Although the Beijing Games have attracted most of the top players in the world, they all agree to make Grand Slam tournaments a bigger priority.

Since regaining medal-sport status in 1988 after a long hiatus, Olympic tennis has produced women's champions familiar even to casual fans. Gold medalists have included Jennifer Capriati as a 16-year-old in 1992, second-generation Olympian Lindsay Davenport in 1996 and Justine Henin in 2004. At Sydney in 2000, Venus Williams won two golds, one in doubles with sister Serena. All are winners of multiple Grand Slam titles.

But on the men's side, Pete Sampras -- winner of a record 14 major titles -- never earned a medal. Also shut out have been multiple Grand Slam winners Marat Safin, Jim Courier, Patrick Rafter, Gustavo Kuerten and Lleyton Hewitt.

Nicolas Massu and American Mardy Fish, the finalists in 2004, have never reached a major semifinal. Marc Rosset of Switzerland and Miloslav Mecir of Czechoslovakia were other surprise gold medalists.

Before the Beijing Games, the highest-ranked player to win the men's singles is Andre Agassi, who was No. 6 when he won in Atlanta.

Nadal became the first player being ranked among top five to win in the Olympics.

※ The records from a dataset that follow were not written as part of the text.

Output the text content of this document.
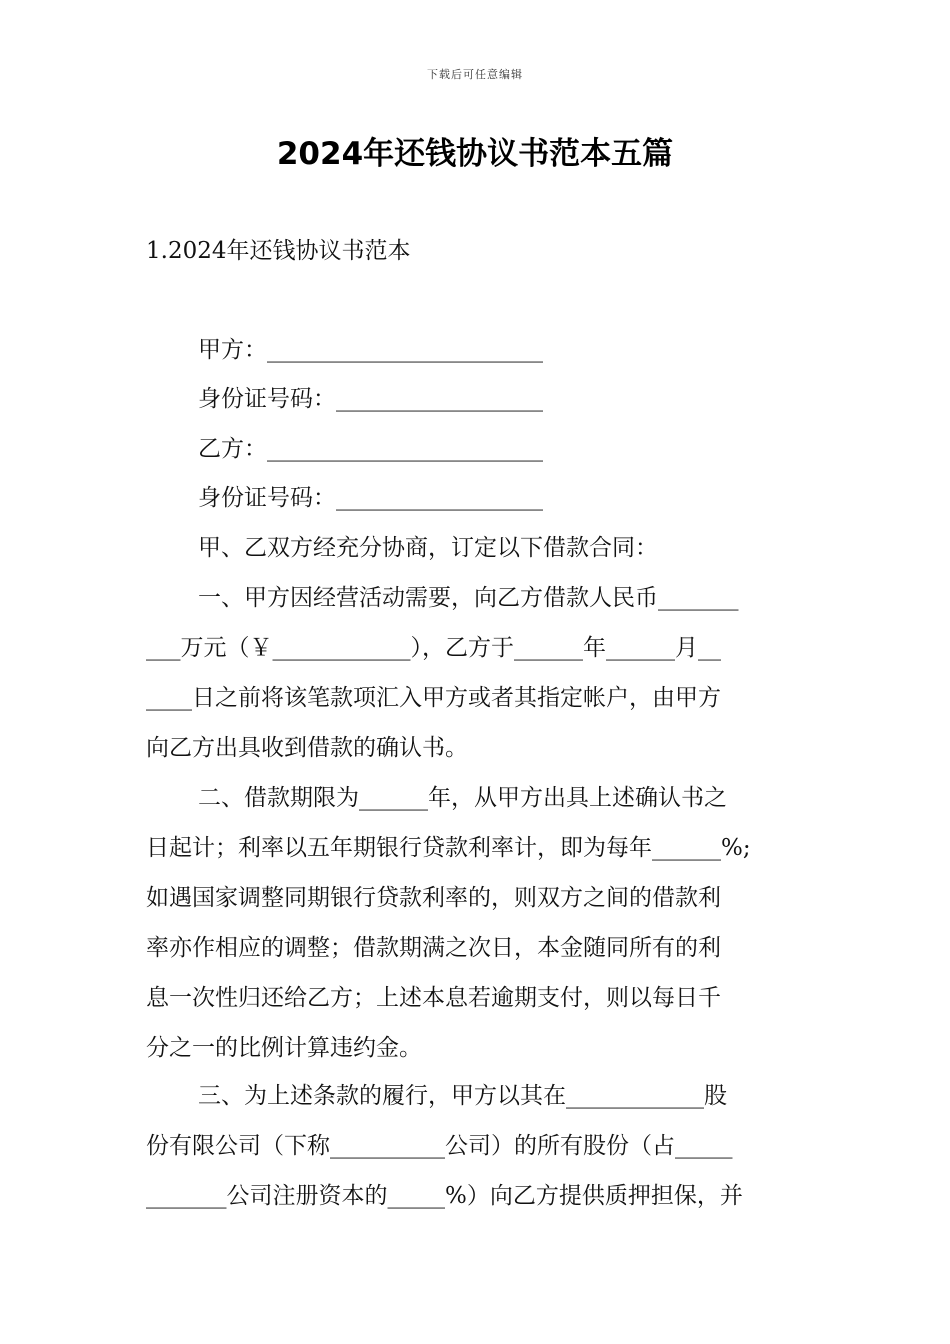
下载后可任意编辑
2024年还钱协议书范本五篇
1.2024年还钱协议书范本
甲方：________________________
身份证号码：__________________
乙方：________________________
身份证号码：__________________
甲、乙双方经充分协商，订定以下借款合同：
一、甲方因经营活动需要，向乙方借款人民币_______
___万元（￥____________），乙方于______年______月__
____日之前将该笔款项汇入甲方或者其指定帐户，由甲方
向乙方出具收到借款的确认书。
二、借款期限为______年，从甲方出具上述确认书之
日起计；利率以五年期银行贷款利率计，即为每年______%;
如遇国家调整同期银行贷款利率的，则双方之间的借款利
率亦作相应的调整；借款期满之次日，本金随同所有的利
息一次性归还给乙方；上述本息若逾期支付，则以每日千
分之一的比例计算违约金。
三、为上述条款的履行，甲方以其在____________股
份有限公司（下称__________公司）的所有股份（占_____
_______公司注册资本的_____%）向乙方提供质押担保，并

"Well, everything is different feeling, but winning the Olympics is a little bit more special, because I know in tennis, the Grand Slams are more important than here, but here you only have one chance every four years.

"Probably for the tennis player the slams are more important, but for sportsmen, the Olympic Games are more important than everything.

"I have been here for two weeks. Probably the reason for winning this title is that I have a fantastic time here enjoying a lot in the village and those Spanish athletes who came every day to support me."

The Olympic gold means the Spaniard has a better chance to claim the Golden Slam -- four Grand Slams plus an Olympic gold medal. He now has to work on the U.S. Open and Australian Open after winning his fourth consecutive French Open title and his first Wimbledon trophy this year.

"You can always improve. If Federer can improve, me for sure. For sure I can improve the slice; I can improve my serve until reaching one hundred percent on first serve. I can and I must improve my serve, and I have to improve a little bit more on volley too.

"Something probably is coming because the things are coming, but the rest of the things is important, like training hard and having good people around you."